Non-Timber Forest Products Exchange Programme

Assessment of Policies on Non-Timber Forest Products – Country Study: Malaysia

October 13, 2020

National policies and the supporting regulations recognise the exis-tence of NTFPs. However, management of these resources lacks closer attention suggesting that awareness of the value and potential of these resources is extremely low among the relevant policy makers.

In the meantime, forest products are being extracted and the lack of official data indicates that the exploitation is not registered and regulated which could result in over exploitation and even loss of government’s revenue.

For example, wild honey is prevalent in the market place both in the rural and urban areas but national data does not provide any information. In the case of Peninsular Malaysia, NTFPs are lumped together under other forest products. It is unclear if the relevant authorities at the districts and states level actually record and quantify the extraction, let alone collect any fees or royalties.

Similarly, the lack of data applies to the two main NTFPs that received the most attention – rattan and bamboo – for their utilization as secondary materials for the downstream timber industry.

This shortcoming in the regulatory framework has been identified by the National Biological Diversity Policy (2016-2025) where it has proposed for the development of mechanisms to value NTFPs so that the resources can be incorporated into national accounting systems and forest management practices.
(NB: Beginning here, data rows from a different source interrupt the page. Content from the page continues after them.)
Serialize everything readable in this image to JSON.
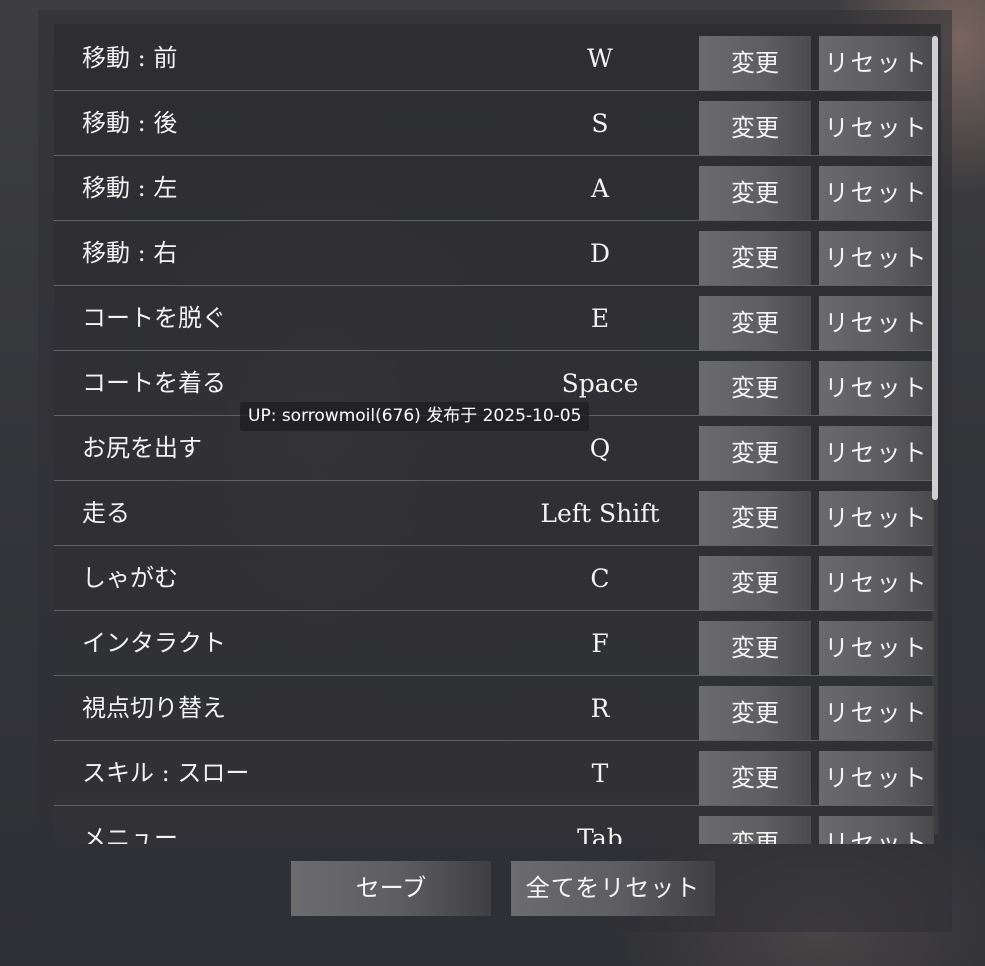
{
  "keybindings": [
    {
      "action": "移動 : 前",
      "key": "W"
    },
    {
      "action": "移動 : 後",
      "key": "S"
    },
    {
      "action": "移動 : 左",
      "key": "A"
    },
    {
      "action": "移動 : 右",
      "key": "D"
    },
    {
      "action": "コートを脱ぐ",
      "key": "E"
    },
    {
      "action": "コートを着る",
      "key": "Space"
    },
    {
      "action": "お尻を出す",
      "key": "Q"
    },
    {
      "action": "走る",
      "key": "Left Shift"
    },
    {
      "action": "しゃがむ",
      "key": "C"
    },
    {
      "action": "インタラクト",
      "key": "F"
    },
    {
      "action": "視点切り替え",
      "key": "R"
    },
    {
      "action": "スキル : スロー",
      "key": "T"
    },
    {
      "action": "メニュー",
      "key": "Tab"
    }
  ],
  "buttons": {
    "change_label": "変更",
    "reset_label": "リセット"
  },
  "footer": {
    "save_label": "セーブ",
    "reset_all_label": "全てをリセット"
  },
  "watermark": "UP: sorrowmoil(676) 发布于 2025-10-05"
}
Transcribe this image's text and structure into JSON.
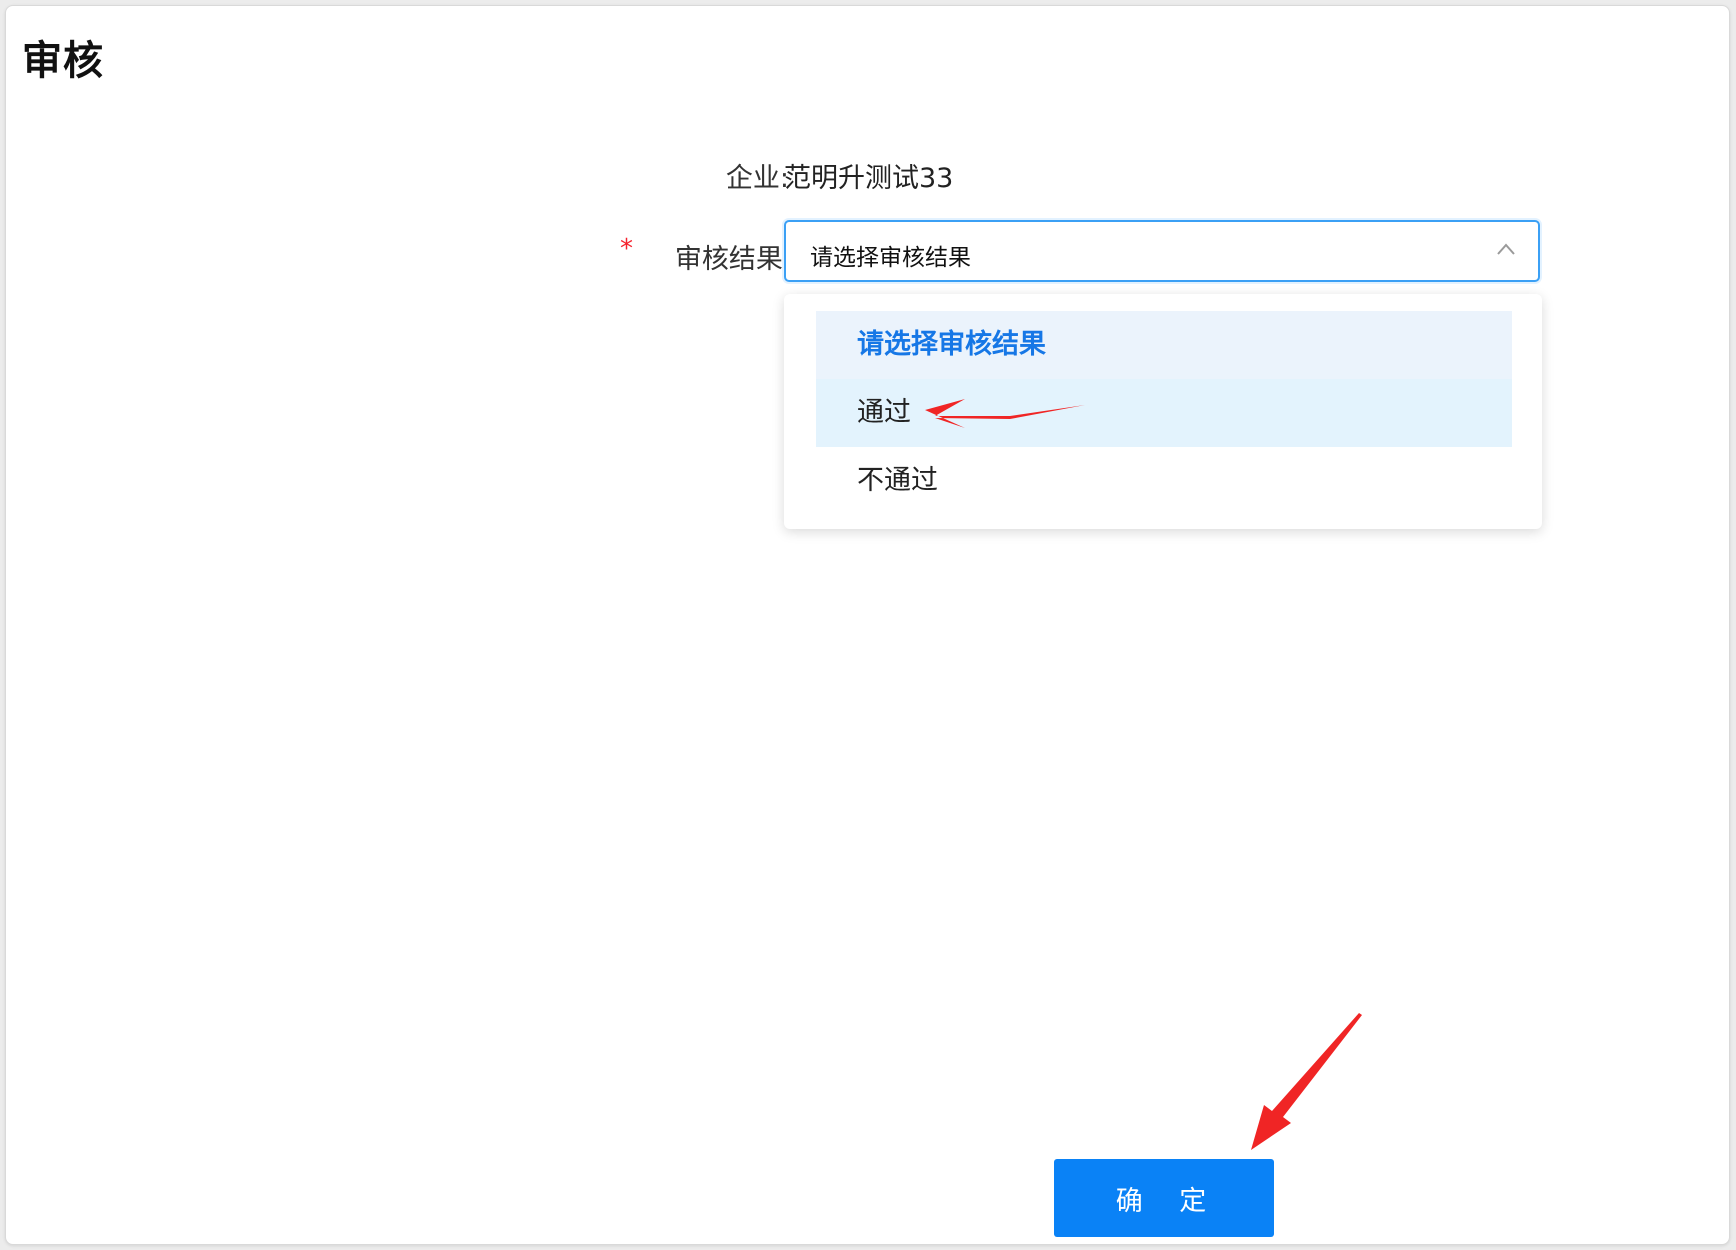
{
  "page": {
    "title": "审核"
  },
  "form": {
    "company_label": "企业:",
    "company_value": "范明升测试33",
    "result_required_mark": "*",
    "result_label": "审核结果:",
    "result_select": {
      "value": "请选择审核结果",
      "expanded": true,
      "options": [
        {
          "label": "请选择审核结果",
          "selected": true
        },
        {
          "label": "通过",
          "hovered": true
        },
        {
          "label": "不通过"
        }
      ]
    }
  },
  "actions": {
    "confirm_label": "确 定"
  },
  "colors": {
    "primary": "#0a82f6",
    "selected_option_text": "#1677e6",
    "required": "#f5222d",
    "annotation_arrow": "#f02525"
  },
  "icons": {
    "select_arrow": "chevron-up-icon",
    "annotations": [
      "red-arrow-pointing-to-option-pass",
      "red-arrow-pointing-to-confirm-button"
    ]
  }
}
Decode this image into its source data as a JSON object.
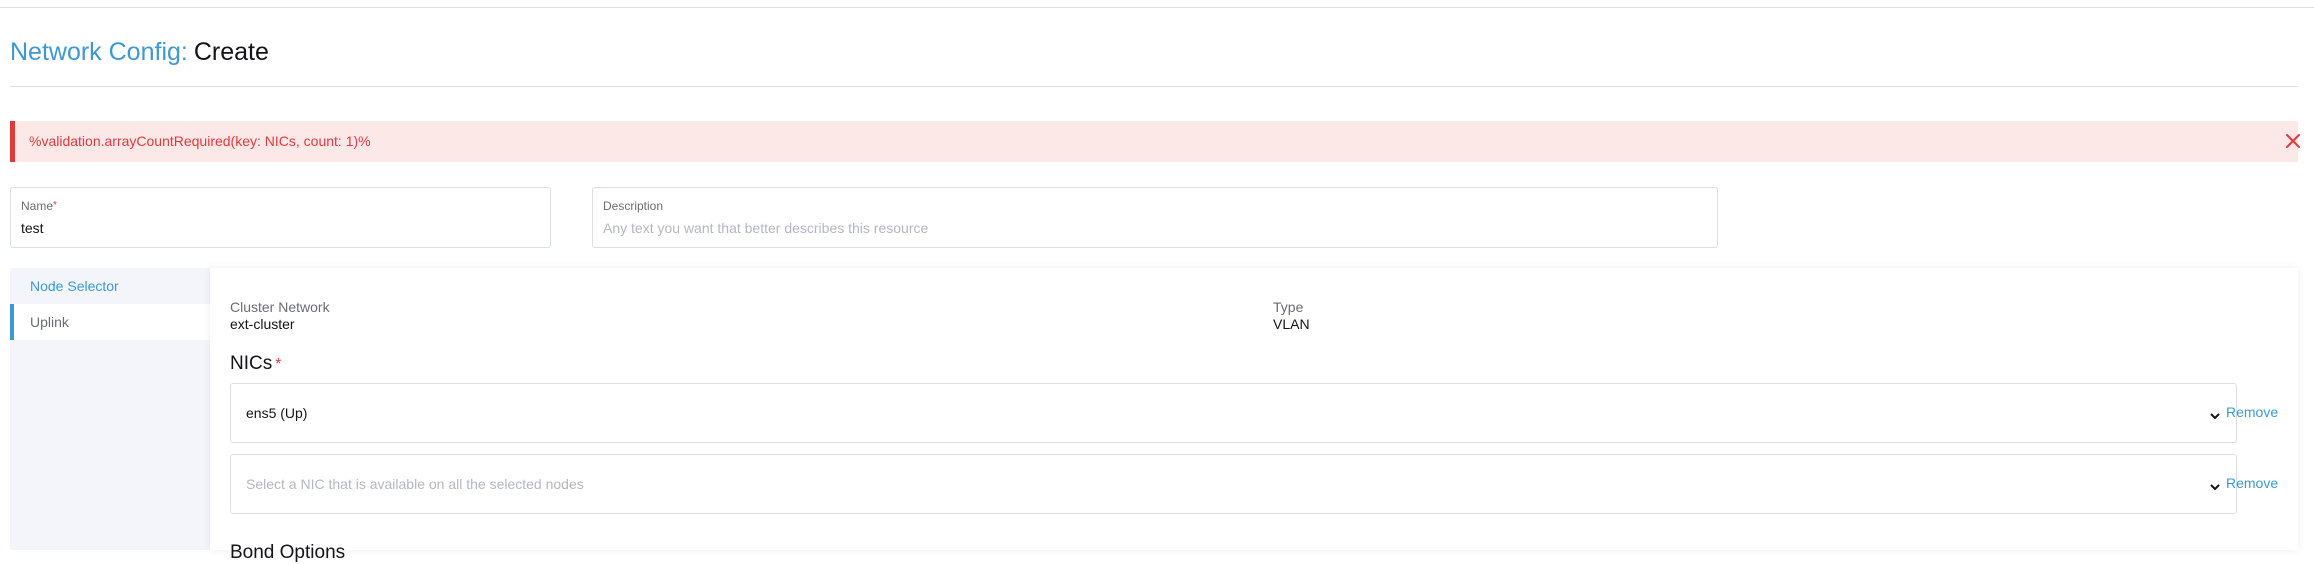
{
  "header": {
    "title_resource": "Network Config",
    "title_separator": ":",
    "title_mode": "Create"
  },
  "banner": {
    "message": "%validation.arrayCountRequired(key: NICs, count: 1)%",
    "close_icon": "close-icon"
  },
  "form": {
    "name": {
      "label": "Name",
      "required_marker": "*",
      "value": "test"
    },
    "description": {
      "label": "Description",
      "placeholder": "Any text you want that better describes this resource",
      "value": ""
    }
  },
  "sidebar": {
    "items": [
      {
        "label": "Node Selector",
        "state": "selected"
      },
      {
        "label": "Uplink",
        "state": "active"
      }
    ]
  },
  "main": {
    "cluster_network": {
      "label": "Cluster Network",
      "value": "ext-cluster"
    },
    "type": {
      "label": "Type",
      "value": "VLAN"
    },
    "nics": {
      "title": "NICs",
      "required_marker": "*",
      "rows": [
        {
          "value": "ens5 (Up)",
          "placeholder": "",
          "remove_label": "Remove"
        },
        {
          "value": "",
          "placeholder": "Select a NIC that is available on all the selected nodes",
          "remove_label": "Remove"
        }
      ]
    },
    "next_section_title_partial": "Bond Options"
  },
  "colors": {
    "accent": "#3d98d3",
    "error": "#e0393e",
    "error_bg": "#fde8e8",
    "border": "#dcdee7",
    "sidebar_bg": "#f4f5fa"
  }
}
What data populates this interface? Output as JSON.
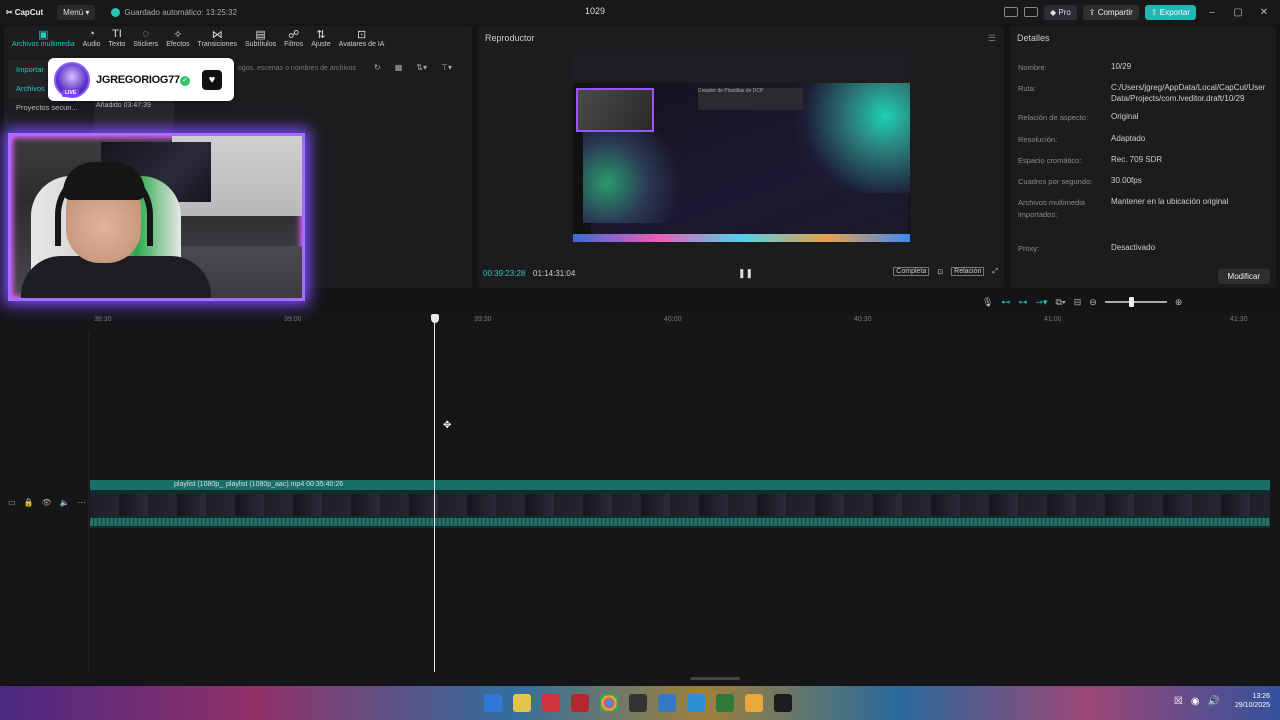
{
  "titlebar": {
    "logo": "CapCut",
    "menu": "Menú",
    "autosave": "Guardado automático: 13:25:32",
    "project": "1029",
    "pro": "Pro",
    "share": "Compartir",
    "export": "Exportar"
  },
  "categories": [
    {
      "label": "Archivos multimedia",
      "icon": "▣"
    },
    {
      "label": "Audio",
      "icon": "◔"
    },
    {
      "label": "Texto",
      "icon": "TI"
    },
    {
      "label": "Stickers",
      "icon": "◌"
    },
    {
      "label": "Efectos",
      "icon": "✧"
    },
    {
      "label": "Transiciones",
      "icon": "⋈"
    },
    {
      "label": "Subtítulos",
      "icon": "▤"
    },
    {
      "label": "Filtros",
      "icon": "☍"
    },
    {
      "label": "Ajuste",
      "icon": "⇅"
    },
    {
      "label": "Avatares de IA",
      "icon": "⊡"
    }
  ],
  "media_side": {
    "import": "Importar",
    "archives": "Archivos",
    "secondary": "Proyectos secun..."
  },
  "media": {
    "search_placeholder": "ogos, escenas o nombres de archivos",
    "thumb_label": "Añadido",
    "thumb_time": "03:47:39"
  },
  "player": {
    "title": "Reproductor",
    "current_time": "00:39:23:28",
    "total_time": "01:14:31:04",
    "full": "Completa",
    "ratio": "Relación",
    "preview_heading": "Creador de Plantillas de DCP"
  },
  "details": {
    "title": "Detalles",
    "rows": [
      {
        "label": "Nombre:",
        "value": "10/29"
      },
      {
        "label": "Ruta:",
        "value": "C:/Users/jgreg/AppData/Local/CapCut/User Data/Projects/com.lveditor.draft/10/29"
      },
      {
        "label": "Relación de aspecto:",
        "value": "Original"
      },
      {
        "label": "Resolución:",
        "value": "Adaptado"
      },
      {
        "label": "Espacio cromático:",
        "value": "Rec. 709 SDR"
      },
      {
        "label": "Cuadros por segundo:",
        "value": "30.00fps"
      },
      {
        "label": "Archivos multimedia importados:",
        "value": "Mantener en la ubicación original"
      },
      {
        "label": "Proxy:",
        "value": "Desactivado"
      }
    ],
    "modify": "Modificar"
  },
  "ruler": [
    "38:30",
    "39:00",
    "39:30",
    "40:00",
    "40:30",
    "41:00",
    "41:30"
  ],
  "clip": {
    "label1": "playlist (1080p_",
    "label2": "playlist (1080p_aac).mp4   00:35:40:26"
  },
  "badge": {
    "name": "JGREGORIOG77",
    "live": "LIVE"
  },
  "tray": {
    "time": "13:26",
    "date": "29/10/2025"
  },
  "colors": {
    "accent": "#24c9c1",
    "export": "#22b5b2",
    "webcam_glow": "#a46cff"
  }
}
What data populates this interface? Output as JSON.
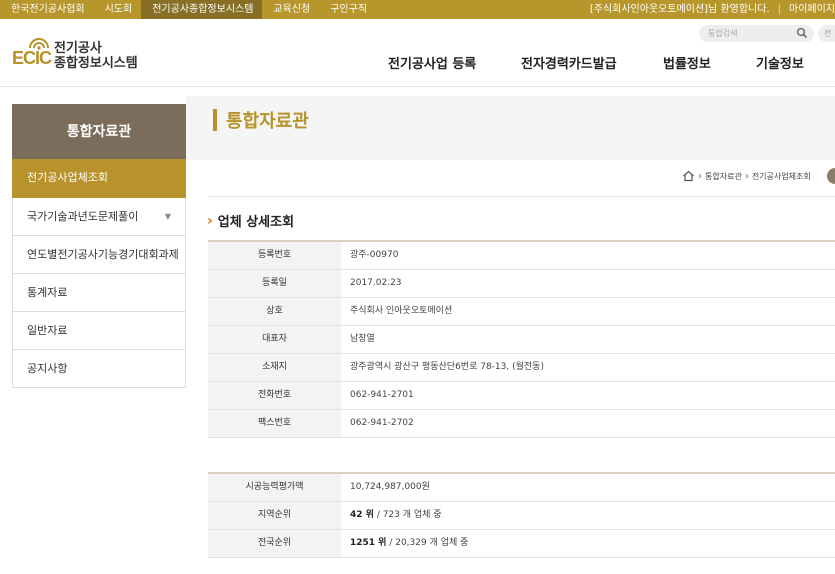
{
  "topbar": {
    "links": [
      "한국전기공사협회",
      "시도회",
      "전기공사종합정보시스템",
      "교육신청",
      "구인구직"
    ],
    "active_index": 2,
    "welcome": "[주식회사인아웃오토메이션]님 환영합니다.",
    "mypage": "마이페이지"
  },
  "header": {
    "logo_mark": "ECIC",
    "logo_line1": "전기공사",
    "logo_line2": "종합정보시스템",
    "search_placeholder": "통합검색",
    "search_button2": "전",
    "nav": [
      "전기공사업 등록",
      "전자경력카드발급",
      "법률정보",
      "기술정보"
    ]
  },
  "sidebar": {
    "title": "통합자료관",
    "items": [
      {
        "label": "전기공사업체조회"
      },
      {
        "label": "국가기술과년도문제풀이",
        "arrow": "▼"
      },
      {
        "label": "연도별전기공사기능경기대회과제"
      },
      {
        "label": "통계자료"
      },
      {
        "label": "일반자료"
      },
      {
        "label": "공지사항"
      }
    ],
    "active_index": 0
  },
  "page": {
    "title": "통합자료관",
    "breadcrumb": [
      "통합자료관",
      "전기공사업체조회"
    ],
    "section_title": "업체 상세조회"
  },
  "detail": [
    {
      "label": "등록번호",
      "value": "광주-00970"
    },
    {
      "label": "등록일",
      "value": "2017.02.23"
    },
    {
      "label": "상호",
      "value": "주식회사 인아웃오토메이션"
    },
    {
      "label": "대표자",
      "value": "남창열"
    },
    {
      "label": "소재지",
      "value": "광주광역시 광산구 평동산단6번로 78-13, (월전동)"
    },
    {
      "label": "전화번호",
      "value": "062-941-2701"
    },
    {
      "label": "팩스번호",
      "value": "062-941-2702"
    }
  ],
  "capacity": {
    "eval_label": "시공능력평가액",
    "eval_value": "10,724,987,000원",
    "regional_label": "지역순위",
    "regional_rank": "42 위",
    "regional_total": " / 723 개 업체 중",
    "national_label": "전국순위",
    "national_rank": "1251 위",
    "national_total": " / 20,329 개 업체 중"
  },
  "colors": {
    "brand_gold": "#b8922a",
    "topbar": "#b7962b",
    "sidebar_title": "#7a6d5b",
    "accent_orange": "#e07a1a"
  }
}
As this policy applies to all 3 regions in Malaysia, it could be a useful policy for the develop-ment and management of NTFPs for the country.

(National accounting system refers to the GDP and there were some quarters calling for the inclusion of the concept of payment for ecosys-tem services to be factored into the GDP accounting.)

In addition, the new forest policy of Sabah clearly noted the need to identify NTFPs with commercial value and is expected to provide a clearer management framework in the near future.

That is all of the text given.